= American Humane Certified =

American animal welfare certification program

The American Humane Certified program is the nation's first independent, third-party certification program to verify the humane treatment of farm animals and zoo animals. The program was launched in 2000 by the American Humane Society, formerly the American Humane Association.

The purpose of the American Humane Certified program is to give consumers access to humanely-raised food choices. Farms that meet the American Humane Association's criteria may add the American Humane Certified logo to their packaging.

==Certification process==
In order to receive the American Humane Certified logo, farms must pass an assessment based on a list of over 200 standards. The standards are unique for each farm animal species.

The American Humane Association uses independent firms to perform annual audits on certified farms in order to ensure they are complying with the guidelines. The audits can be unannounced.

The American Humane Association standards specify that animals must be raised in an environment that limits stress, includes the provision of fresh water, a healthy diet, sufficient space, proper facilities, shelter, and a resting area. These criteria are rooted in the "five freedoms" that are used to evaluate animal welfare in the UK.

The certification is not granted to farmers who use growth hormones.

The standards are regularly reviewed by a scientific advisory committee.

==Program results==
In 2014, the American Humane Association announced that it had certified one billion animals on more than 8,000 farms. 90 percent of cage-free eggs sold in the US have been certified by the American Humane Association. In 2014, turkey producer Butterball became an American Humane Certified producer. Other producers include The Happy Egg Company, Foster Farms, and Clover Organic Farms.

Consumer support for humanely raised food has increased since the start of the program.

While Consumer Reports rates American Humane Certified as “Good,” it notes that there are several important drawbacks and limitations to this certification. One major issue is the farms do not have to allow animals to express normal behaviors; some animals may be crated or caged (and Consumer Reports therefore lists swine and laying hen standards as “fair”), and animals cannot graze. Another limitation is the farm does not have to meet all the standards to get certified: “A farm can be certified if it meets 85 percent of the criteria at the time of inspection, but the consumer has no way of knowing which criteria were met and which were not”. Furthermore, farms are allowed to physically alter the animals without providing pain relief.

According to animal welfare group Farm Forward, American Humane Certified is a certification closely tied with the farming industry it claims to oversee and is used as a marketing tool. Because AHC relies on fees generated from its certifications to maintain its operations, there is a strong disincentive for AHC to set animal welfare standards higher than what its biggest customers have already adopted, lest it risk losing revenue. As a result, Farm Forward asserts that AHC is structurally disincentivized to improve animal welfare for the producers it certifies.

==Criticism==
In June 2015, Mercy for Animals released a video of an undercover investigation of American Humane Certified factory, operated by Foster Farms. The footage included workers treating the chickens violently and inhumane slaughter methods; this resulted in Mercy for Animals calling the program "a scam".

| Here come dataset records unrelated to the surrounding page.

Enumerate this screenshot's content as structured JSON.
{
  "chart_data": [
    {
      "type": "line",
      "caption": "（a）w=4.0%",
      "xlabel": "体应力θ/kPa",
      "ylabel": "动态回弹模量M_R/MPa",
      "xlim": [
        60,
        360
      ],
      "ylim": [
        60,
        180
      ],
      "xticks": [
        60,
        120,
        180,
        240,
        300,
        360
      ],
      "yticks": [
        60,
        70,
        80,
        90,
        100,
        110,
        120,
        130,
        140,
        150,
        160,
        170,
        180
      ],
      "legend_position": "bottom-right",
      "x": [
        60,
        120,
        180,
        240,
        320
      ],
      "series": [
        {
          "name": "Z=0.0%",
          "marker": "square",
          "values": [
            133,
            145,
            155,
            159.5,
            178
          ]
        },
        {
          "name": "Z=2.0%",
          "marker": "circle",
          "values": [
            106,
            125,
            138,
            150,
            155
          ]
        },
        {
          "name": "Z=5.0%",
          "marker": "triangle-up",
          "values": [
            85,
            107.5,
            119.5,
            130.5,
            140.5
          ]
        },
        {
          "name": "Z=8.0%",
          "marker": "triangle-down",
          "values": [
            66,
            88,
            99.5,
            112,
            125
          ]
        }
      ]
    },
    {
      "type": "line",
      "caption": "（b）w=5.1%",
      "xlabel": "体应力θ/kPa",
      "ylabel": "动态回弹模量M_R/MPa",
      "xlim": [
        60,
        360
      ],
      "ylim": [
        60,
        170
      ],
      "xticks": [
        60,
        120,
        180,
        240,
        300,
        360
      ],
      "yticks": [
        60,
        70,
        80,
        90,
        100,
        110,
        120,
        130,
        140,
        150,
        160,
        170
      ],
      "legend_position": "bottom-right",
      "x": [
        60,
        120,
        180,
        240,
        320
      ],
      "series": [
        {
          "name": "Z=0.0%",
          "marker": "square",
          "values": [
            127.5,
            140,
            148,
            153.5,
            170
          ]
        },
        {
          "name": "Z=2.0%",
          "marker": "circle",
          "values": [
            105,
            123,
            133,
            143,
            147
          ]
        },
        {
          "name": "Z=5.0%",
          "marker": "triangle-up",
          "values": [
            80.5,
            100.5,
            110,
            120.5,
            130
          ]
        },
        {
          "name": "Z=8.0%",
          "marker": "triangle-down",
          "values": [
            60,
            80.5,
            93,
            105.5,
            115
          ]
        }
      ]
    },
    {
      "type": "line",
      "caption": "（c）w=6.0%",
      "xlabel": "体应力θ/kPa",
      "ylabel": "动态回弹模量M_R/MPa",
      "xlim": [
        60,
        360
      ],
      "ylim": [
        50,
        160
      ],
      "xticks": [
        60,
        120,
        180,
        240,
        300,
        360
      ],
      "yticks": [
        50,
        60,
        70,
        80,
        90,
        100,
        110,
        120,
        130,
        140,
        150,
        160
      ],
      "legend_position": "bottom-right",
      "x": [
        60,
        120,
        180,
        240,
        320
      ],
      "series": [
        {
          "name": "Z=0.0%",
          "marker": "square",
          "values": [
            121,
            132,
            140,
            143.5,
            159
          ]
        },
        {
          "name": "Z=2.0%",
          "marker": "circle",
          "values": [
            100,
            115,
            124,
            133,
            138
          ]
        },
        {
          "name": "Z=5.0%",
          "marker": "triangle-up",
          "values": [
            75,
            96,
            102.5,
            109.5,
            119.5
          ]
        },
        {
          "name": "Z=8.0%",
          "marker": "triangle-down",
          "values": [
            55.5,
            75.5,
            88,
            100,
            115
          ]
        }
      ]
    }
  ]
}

According to Consumer Reports, "while the American Humane Association says its standards aim to ensure the humane treatment and improve the welfare of farm animals, the requirements fall short in meeting consumer expectations for a “humane” label in many ways. Most Americans think that a “humane” label should mean that the animals had adequate living space (86%), went outdoors (78%) and were raised without cages (66%). The American Humane Certified standards do not always assure consumers that these basic requirements were met. For example, minimum space requirements are sometimes greater than the industry norm, but do not always allow for freedom of movement. Animals such as chickens, pigs and turkeys can be continually confined indoors; female pigs with their newborn piglets can even be confined in barren crates that do not allow the mother pig to turn around, much less engage in natural and instinctive nesting behaviors. For beef cattle and dairy cows, grazing on pasture is not required and feedlots are allowed."

They have also been heavily criticized for certifying other corporations guilty of numerous animal cruelty cases such as Butterball.